The citations occurred, rather, in the dissent that Justice Elena Kagan wrote on behalf of herself and 3 other Justices. Contending that the principle of religious neutrality dates to the Constitution’s founding era, she cited the United States’ 1st, 3d, and 4th Presidents as examples of leaders who “consistently declined to use language or imagery associated only with” Christianity. She continued:
‘Thomas Jefferson, who followed the same practice throughout his life, explained that he omitted any reference to Jesus Christ in Virginia’s Bill for Establishing Religious Freedom (a precursor to the Establishment Clause) in order “to comprehend, within the mantle of [the law’s] protection, the Jew and the Gentile, the Christian and Mahometan, the Hindoo, and infidel of every denomination.”’

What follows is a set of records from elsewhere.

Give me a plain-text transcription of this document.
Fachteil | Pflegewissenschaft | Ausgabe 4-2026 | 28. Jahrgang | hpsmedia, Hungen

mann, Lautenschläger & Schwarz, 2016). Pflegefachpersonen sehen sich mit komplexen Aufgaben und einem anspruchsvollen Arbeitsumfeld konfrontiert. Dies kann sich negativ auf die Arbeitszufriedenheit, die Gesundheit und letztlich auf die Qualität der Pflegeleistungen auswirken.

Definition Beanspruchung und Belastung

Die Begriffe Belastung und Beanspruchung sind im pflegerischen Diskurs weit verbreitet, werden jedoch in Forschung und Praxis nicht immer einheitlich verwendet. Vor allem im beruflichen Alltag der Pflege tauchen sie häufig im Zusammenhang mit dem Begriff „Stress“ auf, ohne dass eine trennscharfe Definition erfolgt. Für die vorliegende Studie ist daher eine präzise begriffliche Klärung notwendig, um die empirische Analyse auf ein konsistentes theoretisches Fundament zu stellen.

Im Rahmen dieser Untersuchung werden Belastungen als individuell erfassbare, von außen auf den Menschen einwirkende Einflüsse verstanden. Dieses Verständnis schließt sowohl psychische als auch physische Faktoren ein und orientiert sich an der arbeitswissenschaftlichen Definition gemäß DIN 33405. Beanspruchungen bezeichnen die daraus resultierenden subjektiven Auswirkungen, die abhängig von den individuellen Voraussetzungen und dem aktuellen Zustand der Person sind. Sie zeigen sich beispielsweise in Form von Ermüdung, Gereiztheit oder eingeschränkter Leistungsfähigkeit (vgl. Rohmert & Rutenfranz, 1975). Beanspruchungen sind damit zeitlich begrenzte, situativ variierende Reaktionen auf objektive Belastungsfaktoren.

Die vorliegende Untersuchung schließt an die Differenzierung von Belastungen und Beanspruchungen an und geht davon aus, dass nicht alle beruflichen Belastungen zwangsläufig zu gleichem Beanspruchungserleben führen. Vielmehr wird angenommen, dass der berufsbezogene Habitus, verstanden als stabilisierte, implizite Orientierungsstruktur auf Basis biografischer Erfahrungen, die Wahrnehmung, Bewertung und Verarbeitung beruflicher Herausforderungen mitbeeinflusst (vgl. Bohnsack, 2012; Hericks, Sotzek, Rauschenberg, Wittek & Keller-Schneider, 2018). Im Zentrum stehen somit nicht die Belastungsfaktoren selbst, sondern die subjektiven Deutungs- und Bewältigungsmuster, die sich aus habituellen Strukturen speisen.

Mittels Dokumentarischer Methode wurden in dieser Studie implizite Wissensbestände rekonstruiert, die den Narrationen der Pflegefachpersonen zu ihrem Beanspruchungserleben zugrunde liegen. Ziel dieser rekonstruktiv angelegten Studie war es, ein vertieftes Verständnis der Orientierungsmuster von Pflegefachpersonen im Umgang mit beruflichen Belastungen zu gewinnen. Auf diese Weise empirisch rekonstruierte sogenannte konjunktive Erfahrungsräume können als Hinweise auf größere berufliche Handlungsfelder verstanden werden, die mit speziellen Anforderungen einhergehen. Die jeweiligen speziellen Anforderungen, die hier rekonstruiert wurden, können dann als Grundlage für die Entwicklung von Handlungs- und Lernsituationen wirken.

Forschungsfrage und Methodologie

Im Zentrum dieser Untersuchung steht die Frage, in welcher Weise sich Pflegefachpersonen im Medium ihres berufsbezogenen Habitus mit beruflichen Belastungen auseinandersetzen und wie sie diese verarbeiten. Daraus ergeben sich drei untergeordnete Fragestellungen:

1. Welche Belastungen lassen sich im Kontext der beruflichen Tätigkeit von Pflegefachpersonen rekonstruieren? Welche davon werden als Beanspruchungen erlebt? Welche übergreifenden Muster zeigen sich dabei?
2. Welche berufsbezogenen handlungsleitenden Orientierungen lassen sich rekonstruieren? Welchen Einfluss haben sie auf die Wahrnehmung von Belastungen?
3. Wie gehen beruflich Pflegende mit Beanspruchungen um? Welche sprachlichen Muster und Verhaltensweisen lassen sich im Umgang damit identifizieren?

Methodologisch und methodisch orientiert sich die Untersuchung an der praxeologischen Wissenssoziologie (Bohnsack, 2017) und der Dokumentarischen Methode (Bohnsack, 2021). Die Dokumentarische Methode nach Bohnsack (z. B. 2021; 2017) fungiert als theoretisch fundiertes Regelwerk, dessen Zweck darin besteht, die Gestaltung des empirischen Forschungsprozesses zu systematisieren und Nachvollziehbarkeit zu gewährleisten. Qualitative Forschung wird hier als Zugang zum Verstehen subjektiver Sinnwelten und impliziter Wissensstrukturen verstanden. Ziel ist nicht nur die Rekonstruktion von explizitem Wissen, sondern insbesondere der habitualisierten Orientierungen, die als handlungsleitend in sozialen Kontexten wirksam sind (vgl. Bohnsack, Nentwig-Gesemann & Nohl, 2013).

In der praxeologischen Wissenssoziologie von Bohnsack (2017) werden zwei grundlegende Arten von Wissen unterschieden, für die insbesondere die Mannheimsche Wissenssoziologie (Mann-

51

Then quoting Jefferson’s Virginia statute – for the principle that “opinion in matters of religion … shall in no wise diminish, enlarge, or affect … civil capacities” – Kagan articulated the dissenters’ view of what the Constitution requires:
‘Here, when a citizen stands before her government, whether to perform a service or request a benefit, her religious beliefs do not enter into the picture. … The government she faces favors no particular religion, either by word or by deed. And that government, in its various processes and proceedings, imposes no religious tests on its citizens, sorts none of them by faith, and permits no exclusion based on belief. When a person goes to court, a polling place, or an immigration proceeding—I could go on: to a zoning agency, a parole board hearing, or the DMV—government officials do not engage in sectarian worship, nor do they ask her to do likewise. They all participate in the business of government not as Christians, Jews, Muslims (and more), but only as Americans—none of them different from any other for that civic purpose. Why not, then, at a town meeting?’
It is a question Mr. Jefferson himself might have asked.